Re: [2.6.27] overlapping early reservations [was: early exception - lockdep related?]

Previous thread: [git pull] x86 fixes by Ingo Molnar on Friday, September 5, 2008 - 11:51 am. (1 message)

Next thread: blocks of zeros (NULLs) in NFS files in kernels >= 2.6.20 by Aaron Straus on Friday, September 5, 2008 - 12:19 pm. (25 messages)
From: Luca Tettamanti
Date: Friday, September 5, 2008 - 12:17 pm

Hum, kernel says:

http://img177.imageshack.us/my.php?image=overlappingus2.jpg

Overlapping early reservations b98000-eff266 RAMDISK to 200000-d09cf7
TEXT DATA BSS

It would appear that the initramfs is overlapping the kernel itself,
is the boot loader (LILO) doing something stupid?

Luca
--

From: Peter Zijlstra
Date: Friday, September 5, 2008 - 12:25 pm

Suppose it is, lets ask hpa..

--

From: H. Peter Anvin
Date: Friday, September 5, 2008 - 1:18 pm

It definitely looks like it.

	-hpa
--

From: Luca Tettamanti
Date: Saturday, September 6, 2008 - 6:20 am

Is there anything that the kernel could to do confuse lilo?
The issue started appearing with 2.6.27 and the outcome of the boot
process varies between versions and seems sensitive to configuration
changes (though a "bad" kernel consistently fails).
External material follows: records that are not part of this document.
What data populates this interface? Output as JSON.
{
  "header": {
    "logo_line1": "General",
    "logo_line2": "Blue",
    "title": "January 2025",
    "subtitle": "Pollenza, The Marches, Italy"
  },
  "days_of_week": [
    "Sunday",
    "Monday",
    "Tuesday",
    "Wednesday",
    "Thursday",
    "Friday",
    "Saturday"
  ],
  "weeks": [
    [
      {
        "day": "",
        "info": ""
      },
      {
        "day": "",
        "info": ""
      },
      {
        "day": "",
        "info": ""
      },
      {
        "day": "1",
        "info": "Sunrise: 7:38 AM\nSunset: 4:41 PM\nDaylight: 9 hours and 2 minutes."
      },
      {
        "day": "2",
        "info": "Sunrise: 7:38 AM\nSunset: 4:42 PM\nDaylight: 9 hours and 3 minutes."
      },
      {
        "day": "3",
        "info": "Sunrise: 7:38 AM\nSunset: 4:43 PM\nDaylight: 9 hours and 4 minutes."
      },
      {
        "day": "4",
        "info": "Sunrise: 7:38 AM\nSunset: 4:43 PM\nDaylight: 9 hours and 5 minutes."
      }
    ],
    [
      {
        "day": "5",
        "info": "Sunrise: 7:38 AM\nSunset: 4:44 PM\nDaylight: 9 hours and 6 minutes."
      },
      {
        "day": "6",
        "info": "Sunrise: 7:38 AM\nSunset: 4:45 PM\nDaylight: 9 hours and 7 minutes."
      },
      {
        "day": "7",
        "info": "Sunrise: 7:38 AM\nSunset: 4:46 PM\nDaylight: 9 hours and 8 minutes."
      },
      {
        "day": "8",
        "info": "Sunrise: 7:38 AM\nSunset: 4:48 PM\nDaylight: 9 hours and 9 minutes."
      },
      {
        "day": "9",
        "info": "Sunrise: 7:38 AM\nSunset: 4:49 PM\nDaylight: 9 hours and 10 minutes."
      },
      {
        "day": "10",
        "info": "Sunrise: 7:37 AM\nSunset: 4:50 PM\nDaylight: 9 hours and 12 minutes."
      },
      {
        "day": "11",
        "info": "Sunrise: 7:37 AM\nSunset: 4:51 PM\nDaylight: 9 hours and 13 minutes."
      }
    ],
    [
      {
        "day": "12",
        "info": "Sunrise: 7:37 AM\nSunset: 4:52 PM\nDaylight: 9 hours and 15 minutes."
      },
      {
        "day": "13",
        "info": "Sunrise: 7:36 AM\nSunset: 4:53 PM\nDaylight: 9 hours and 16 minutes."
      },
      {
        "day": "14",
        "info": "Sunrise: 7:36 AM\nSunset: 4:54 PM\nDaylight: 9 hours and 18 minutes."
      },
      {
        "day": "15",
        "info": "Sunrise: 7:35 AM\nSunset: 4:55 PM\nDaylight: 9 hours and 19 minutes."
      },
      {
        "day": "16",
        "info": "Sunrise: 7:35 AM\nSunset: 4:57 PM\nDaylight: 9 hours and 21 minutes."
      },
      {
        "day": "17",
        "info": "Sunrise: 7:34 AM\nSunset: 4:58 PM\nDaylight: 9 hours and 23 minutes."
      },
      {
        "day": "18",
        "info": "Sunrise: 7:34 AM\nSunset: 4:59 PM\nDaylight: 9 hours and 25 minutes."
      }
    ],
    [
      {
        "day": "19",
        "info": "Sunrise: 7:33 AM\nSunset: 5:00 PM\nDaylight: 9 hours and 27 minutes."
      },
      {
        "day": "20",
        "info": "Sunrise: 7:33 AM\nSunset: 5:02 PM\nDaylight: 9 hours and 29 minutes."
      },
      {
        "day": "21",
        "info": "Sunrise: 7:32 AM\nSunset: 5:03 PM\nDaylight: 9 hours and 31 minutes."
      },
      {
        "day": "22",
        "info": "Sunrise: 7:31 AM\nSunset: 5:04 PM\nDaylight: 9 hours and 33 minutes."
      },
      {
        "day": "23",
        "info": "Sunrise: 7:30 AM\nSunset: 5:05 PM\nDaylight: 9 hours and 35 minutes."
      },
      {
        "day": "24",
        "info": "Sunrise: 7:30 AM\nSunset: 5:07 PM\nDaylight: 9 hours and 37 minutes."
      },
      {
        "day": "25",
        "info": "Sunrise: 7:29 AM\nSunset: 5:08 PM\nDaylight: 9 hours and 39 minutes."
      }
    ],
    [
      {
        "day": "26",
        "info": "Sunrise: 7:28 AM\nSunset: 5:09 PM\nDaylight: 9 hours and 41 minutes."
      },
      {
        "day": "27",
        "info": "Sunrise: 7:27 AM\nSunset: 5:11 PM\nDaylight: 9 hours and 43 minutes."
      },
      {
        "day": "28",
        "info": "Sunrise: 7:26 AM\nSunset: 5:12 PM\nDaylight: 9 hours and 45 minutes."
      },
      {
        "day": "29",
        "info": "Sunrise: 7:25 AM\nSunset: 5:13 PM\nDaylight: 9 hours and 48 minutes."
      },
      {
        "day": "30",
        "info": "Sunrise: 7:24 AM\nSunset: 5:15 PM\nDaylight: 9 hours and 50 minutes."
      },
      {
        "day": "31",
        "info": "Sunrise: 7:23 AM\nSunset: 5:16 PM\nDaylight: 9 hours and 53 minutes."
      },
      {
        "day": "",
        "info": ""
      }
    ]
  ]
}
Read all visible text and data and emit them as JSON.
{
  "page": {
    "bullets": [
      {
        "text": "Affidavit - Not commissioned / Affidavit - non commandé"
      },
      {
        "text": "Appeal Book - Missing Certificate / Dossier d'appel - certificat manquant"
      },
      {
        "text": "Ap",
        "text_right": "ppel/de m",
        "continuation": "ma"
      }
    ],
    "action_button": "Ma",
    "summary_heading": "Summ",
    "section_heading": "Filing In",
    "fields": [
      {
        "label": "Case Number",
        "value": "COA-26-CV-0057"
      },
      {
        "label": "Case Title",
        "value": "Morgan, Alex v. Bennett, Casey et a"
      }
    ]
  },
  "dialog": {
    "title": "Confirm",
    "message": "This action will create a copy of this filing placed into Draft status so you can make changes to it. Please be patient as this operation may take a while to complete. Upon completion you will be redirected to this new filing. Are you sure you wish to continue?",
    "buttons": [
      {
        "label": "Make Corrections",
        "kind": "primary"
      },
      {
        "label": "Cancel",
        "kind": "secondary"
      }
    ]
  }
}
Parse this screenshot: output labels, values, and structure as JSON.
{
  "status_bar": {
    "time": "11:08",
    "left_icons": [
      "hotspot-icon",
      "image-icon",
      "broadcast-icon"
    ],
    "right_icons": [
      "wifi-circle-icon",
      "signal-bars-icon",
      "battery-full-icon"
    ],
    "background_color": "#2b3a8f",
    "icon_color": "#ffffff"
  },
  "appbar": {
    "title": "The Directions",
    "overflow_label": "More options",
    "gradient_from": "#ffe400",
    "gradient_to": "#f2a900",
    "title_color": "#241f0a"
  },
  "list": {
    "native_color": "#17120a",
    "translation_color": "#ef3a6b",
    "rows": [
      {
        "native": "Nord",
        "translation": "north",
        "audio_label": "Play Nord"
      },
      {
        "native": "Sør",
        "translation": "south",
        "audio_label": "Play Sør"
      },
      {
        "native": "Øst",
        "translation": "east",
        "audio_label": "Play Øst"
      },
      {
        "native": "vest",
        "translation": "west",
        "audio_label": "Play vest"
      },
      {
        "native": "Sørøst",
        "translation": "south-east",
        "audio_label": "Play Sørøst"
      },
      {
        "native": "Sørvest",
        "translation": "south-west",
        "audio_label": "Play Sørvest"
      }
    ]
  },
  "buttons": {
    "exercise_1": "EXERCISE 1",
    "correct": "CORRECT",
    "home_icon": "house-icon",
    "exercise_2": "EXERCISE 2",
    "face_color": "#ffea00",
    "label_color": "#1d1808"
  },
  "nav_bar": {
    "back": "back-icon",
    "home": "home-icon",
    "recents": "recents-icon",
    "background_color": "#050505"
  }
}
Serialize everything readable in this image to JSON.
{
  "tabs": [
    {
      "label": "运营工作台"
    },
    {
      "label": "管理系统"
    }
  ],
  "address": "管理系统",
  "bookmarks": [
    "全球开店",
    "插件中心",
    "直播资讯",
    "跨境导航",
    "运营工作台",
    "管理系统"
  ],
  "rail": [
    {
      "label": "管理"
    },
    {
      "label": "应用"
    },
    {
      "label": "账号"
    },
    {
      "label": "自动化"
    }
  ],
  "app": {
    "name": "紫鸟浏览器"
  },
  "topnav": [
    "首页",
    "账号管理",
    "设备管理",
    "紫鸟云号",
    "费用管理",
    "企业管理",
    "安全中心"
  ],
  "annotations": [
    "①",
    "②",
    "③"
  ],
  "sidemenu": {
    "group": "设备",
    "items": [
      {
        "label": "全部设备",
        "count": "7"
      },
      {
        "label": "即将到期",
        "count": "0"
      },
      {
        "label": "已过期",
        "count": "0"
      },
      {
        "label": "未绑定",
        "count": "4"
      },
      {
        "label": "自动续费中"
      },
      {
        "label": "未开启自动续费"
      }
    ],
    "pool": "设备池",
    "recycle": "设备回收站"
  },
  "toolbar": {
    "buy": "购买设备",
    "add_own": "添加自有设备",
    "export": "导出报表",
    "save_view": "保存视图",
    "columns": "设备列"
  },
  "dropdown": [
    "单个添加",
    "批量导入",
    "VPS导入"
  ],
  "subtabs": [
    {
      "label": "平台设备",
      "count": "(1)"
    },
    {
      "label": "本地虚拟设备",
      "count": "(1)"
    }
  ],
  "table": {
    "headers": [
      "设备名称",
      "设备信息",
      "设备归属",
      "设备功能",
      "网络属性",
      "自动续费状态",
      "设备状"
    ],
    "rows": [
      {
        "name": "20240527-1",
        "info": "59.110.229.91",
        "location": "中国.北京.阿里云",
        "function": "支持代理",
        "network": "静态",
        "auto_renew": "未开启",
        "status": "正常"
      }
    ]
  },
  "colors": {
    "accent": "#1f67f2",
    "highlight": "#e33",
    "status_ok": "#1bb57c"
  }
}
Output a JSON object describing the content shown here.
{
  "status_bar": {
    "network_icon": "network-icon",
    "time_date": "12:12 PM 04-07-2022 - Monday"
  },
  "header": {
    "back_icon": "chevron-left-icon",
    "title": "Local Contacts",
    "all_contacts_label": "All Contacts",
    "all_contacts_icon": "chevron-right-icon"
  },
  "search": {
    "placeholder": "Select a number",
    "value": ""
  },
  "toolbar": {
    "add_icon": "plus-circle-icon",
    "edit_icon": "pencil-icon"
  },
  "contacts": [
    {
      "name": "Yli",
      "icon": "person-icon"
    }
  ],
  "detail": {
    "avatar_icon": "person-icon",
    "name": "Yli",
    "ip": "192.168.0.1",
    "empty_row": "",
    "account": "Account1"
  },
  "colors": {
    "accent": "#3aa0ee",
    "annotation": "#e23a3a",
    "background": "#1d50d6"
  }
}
Orthogonal to my problem: the panic() in reserve_early is useless for
debugging since the output won't reach the screen or the serial
console (even worse: the kernel takes an exception while trying to
execute the panic). Is it acceptable to replace it with an
early_printk + hlt?

Luca
--

From: Ingo Molnar
Date: Saturday, September 6, 2008 - 7:51 am

good question. Does your successful 2.6.26 bootup actually _depend_ on 
the initrd? Or does it perhaps have enough built-in drivers that make it 
boot just fine?

in that case v2.6.26 might just have stomped on the initrd silently, 
corrupted it (during kernel decompress), and the initrd unpacker saw the 
corruption and ignored it. Userspace wouldnt care as the kernel had all 
the drivers it needed.

or perhaps something made your v2.6.27 bzImage larger so that the 

very much so. I was wondering about that already.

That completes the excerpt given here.